Centering Prior on MLEs in categorical logistic regression

I have the following Stan model:

data {
  int<lower=1> N; //number of samples = 281
  int<lower=1> numSources; // number of sources = 3 (grocery store, restaurant, sushi bar)
  int<lower=1> numStates; // number of states = 2 (cooked, raw)
  int<lower=1> numAppearances; // number of appearances = 2 (moified, plain)
  int<lower=1> numForms; // number of forms = 4 (chunk, chopped, fillet, whole)
  int<lower=1> numColours; // number of colours = 2 (light, red)

  int<lower=0, upper=1> Mislabelled[N]; // vector of mislabelled samples
  int<lower=1, upper=numSources> Source[N]; // vector of sources
  int<lower=1, upper=numStates> State[N]; // vector of states
  int<lower=1, upper=numAppearances> Appearance[N]; // vector of appearances
  int<lower=1, upper=numForms> Form[N]; // vector of forms
  int<lower=1, upper=numColours> Colour[N]; // vector of colours
}

parameters {
  real beta_0;

  vector[numSources] beta_source;
  vector[numStates] beta_state;
  vector[numAppearances] beta_appearance;
  vector[numForms] beta_form;
  vector[numColours] beta_colour;
}

model {
  vector[N] eta;

  //priors

 // need to fill in with means and standard deviations

  beta_0 ~ normal();

  beta_source ~ normal();
  beta_state ~ normal();
  beta_appearance ~ normal();
  beta_form ~ normal();
  beta_colour ~ normal();

  for (i in 1:N) {
    eta[i] = beta_0 + beta_source[Source[i]] * Source[i] + 
                 beta_state[State[i]] * State[i] +
                 beta_appearance[Appearance[i]] * Appearance[i] +
                 beta_form[Form[i]] * Form[i] +
                 beta_colour[Colour[i]] * Colour[i];
  }

  // likelihood
  Mislabelled ~ bernoulli_logit(eta);
}

generated quantities {
  real odds_intercept;
  vector[numSources] odds_source;
  vector[numStates] odds_state;
  vector[numAppearances] odds_appearance;
  vector[numForms] odds_form;
  vector[numColours] odds_colour;

  real prob_intercept;
  vector[numSources] prob_source;
  vector[numStates] prob_state;
  vector[numAppearances] prob_appearance;
  vector[numForms] prob_form;
  vector[numColours] prob_colour;

  odds_intercept = exp(beta_0);
  odds_source = exp(beta_source);
  odds_state = exp(beta_state);
  odds_appearance = exp(beta_appearance);
  odds_form = exp(beta_form);
  odds_colour = exp(beta_colour);

  prob_intercept = odds_intercept / (1 + odds_intercept) * 100;
  prob_source = odds_source ./ (1 + odds_source) * 100;
  prob_state = odds_state ./ (1 + odds_state) * 100;
  prob_appearance = odds_appearance ./ (1 + odds_appearance) * 100;
  prob_form = odds_form ./ (1 + odds_form) * 100;
  prob_colour = odds_colour ./ (1 + odds_colour) * 100;

}

I want to be able to centre my normal priors (normal()') on their MLEs inferred from R::glm()`. However, I’m unsure how to do this with the current model encoding.

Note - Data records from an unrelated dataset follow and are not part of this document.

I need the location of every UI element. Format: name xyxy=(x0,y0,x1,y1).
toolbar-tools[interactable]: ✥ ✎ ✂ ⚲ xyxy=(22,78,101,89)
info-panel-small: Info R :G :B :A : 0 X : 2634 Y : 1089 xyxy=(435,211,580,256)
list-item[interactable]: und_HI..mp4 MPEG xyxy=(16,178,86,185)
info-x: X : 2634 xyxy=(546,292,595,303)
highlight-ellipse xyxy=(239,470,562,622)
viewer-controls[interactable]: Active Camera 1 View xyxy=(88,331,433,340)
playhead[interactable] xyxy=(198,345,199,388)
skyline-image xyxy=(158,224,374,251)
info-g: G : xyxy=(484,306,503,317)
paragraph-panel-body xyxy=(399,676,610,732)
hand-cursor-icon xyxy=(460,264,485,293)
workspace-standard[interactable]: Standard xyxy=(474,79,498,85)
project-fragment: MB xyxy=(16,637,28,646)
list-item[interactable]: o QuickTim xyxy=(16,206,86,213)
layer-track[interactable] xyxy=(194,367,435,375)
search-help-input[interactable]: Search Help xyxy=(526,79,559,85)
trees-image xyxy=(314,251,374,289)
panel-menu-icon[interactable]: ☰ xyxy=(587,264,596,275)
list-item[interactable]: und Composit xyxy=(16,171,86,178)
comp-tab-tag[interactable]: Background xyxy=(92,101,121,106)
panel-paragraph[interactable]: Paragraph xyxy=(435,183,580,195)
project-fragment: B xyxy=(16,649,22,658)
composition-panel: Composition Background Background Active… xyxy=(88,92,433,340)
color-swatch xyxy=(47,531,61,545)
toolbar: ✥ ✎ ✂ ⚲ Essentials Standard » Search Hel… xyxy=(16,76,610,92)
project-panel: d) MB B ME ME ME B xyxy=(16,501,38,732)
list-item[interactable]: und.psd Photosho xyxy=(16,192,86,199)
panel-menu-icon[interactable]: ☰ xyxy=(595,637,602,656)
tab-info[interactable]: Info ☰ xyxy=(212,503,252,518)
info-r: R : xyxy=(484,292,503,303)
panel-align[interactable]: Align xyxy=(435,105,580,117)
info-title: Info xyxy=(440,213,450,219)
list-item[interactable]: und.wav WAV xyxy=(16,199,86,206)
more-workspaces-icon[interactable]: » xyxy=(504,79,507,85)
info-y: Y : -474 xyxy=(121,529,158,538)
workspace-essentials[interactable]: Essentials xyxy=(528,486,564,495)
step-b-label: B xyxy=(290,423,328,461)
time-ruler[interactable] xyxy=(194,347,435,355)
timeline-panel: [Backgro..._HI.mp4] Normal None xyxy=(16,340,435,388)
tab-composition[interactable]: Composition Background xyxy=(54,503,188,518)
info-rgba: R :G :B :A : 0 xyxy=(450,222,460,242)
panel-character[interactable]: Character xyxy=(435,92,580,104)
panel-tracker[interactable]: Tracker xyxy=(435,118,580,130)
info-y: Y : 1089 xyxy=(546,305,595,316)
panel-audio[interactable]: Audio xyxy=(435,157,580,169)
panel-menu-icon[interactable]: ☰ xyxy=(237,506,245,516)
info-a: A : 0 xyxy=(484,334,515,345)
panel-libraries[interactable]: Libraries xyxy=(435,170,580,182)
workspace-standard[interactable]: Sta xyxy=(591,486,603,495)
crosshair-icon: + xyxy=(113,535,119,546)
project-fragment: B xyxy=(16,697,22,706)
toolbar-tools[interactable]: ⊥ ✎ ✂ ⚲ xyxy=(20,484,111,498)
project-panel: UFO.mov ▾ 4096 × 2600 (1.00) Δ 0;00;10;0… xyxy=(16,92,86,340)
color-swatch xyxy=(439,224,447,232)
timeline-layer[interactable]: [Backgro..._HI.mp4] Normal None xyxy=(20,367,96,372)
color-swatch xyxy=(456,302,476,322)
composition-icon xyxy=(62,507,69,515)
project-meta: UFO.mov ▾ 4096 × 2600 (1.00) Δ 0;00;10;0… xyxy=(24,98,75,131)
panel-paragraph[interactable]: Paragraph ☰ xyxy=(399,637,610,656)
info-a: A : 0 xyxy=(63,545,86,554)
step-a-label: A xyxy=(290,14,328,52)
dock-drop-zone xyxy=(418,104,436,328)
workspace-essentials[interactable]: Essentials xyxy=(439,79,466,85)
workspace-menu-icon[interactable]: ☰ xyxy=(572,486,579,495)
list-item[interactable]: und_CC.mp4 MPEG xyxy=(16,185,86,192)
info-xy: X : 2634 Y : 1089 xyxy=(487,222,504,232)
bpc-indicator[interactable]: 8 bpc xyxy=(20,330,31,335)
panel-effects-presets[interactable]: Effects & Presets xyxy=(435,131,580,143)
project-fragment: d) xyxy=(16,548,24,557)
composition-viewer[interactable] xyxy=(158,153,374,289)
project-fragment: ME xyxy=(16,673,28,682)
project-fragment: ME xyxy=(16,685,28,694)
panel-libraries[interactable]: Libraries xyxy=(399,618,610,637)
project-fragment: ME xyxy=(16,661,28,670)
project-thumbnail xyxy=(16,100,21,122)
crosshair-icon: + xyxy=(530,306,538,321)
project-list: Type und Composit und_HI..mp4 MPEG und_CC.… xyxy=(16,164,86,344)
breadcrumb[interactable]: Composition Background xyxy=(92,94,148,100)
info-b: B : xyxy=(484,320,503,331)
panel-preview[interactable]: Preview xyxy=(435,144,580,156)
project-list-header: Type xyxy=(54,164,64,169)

Also, since each of my predictors is categorical, I should choose a reference level. Currently the model outputs all L levels, rather than L-1 of them. R::glm() selects the first level of the reference automatically (if levels are already alphabetized as they are here). Probably the easiest way to do this would be as follows:

if (i > 1) {
     beta[i] - beta[1]
     ...
}

Any thoughts on how to proceed with these?

That seems to be double dipping. Your usage of data (MLE) information in the prior will make the effective sample size of the posterior larger than the actual sample size. Don’t you want to use MLEs as initial values in sampling instead?

@harrelfe I’ve seen several papers by colleagues centre their priors on MLEs… They are probably not Bayesians. Regardless, the prior should be selected independently of seeing any of the data (or a statistical summary thereof). Given this, I’m curious about your suggestion to use the MLEs as starting conditions instead. Wouldn’t this have the same consequence that you bring up in your response? It would speed up convergence to the posterior distribution though.

First of all I have seldom needed to override the default random starting values in Stan. But to your question, no it’s not he same, unless the sampling goes haywire so that the results after thousands of posterior draws was indeed dependent on the choice of initial values.

I also run the Stan optimizer then feed this MLE into the sampler as starting values.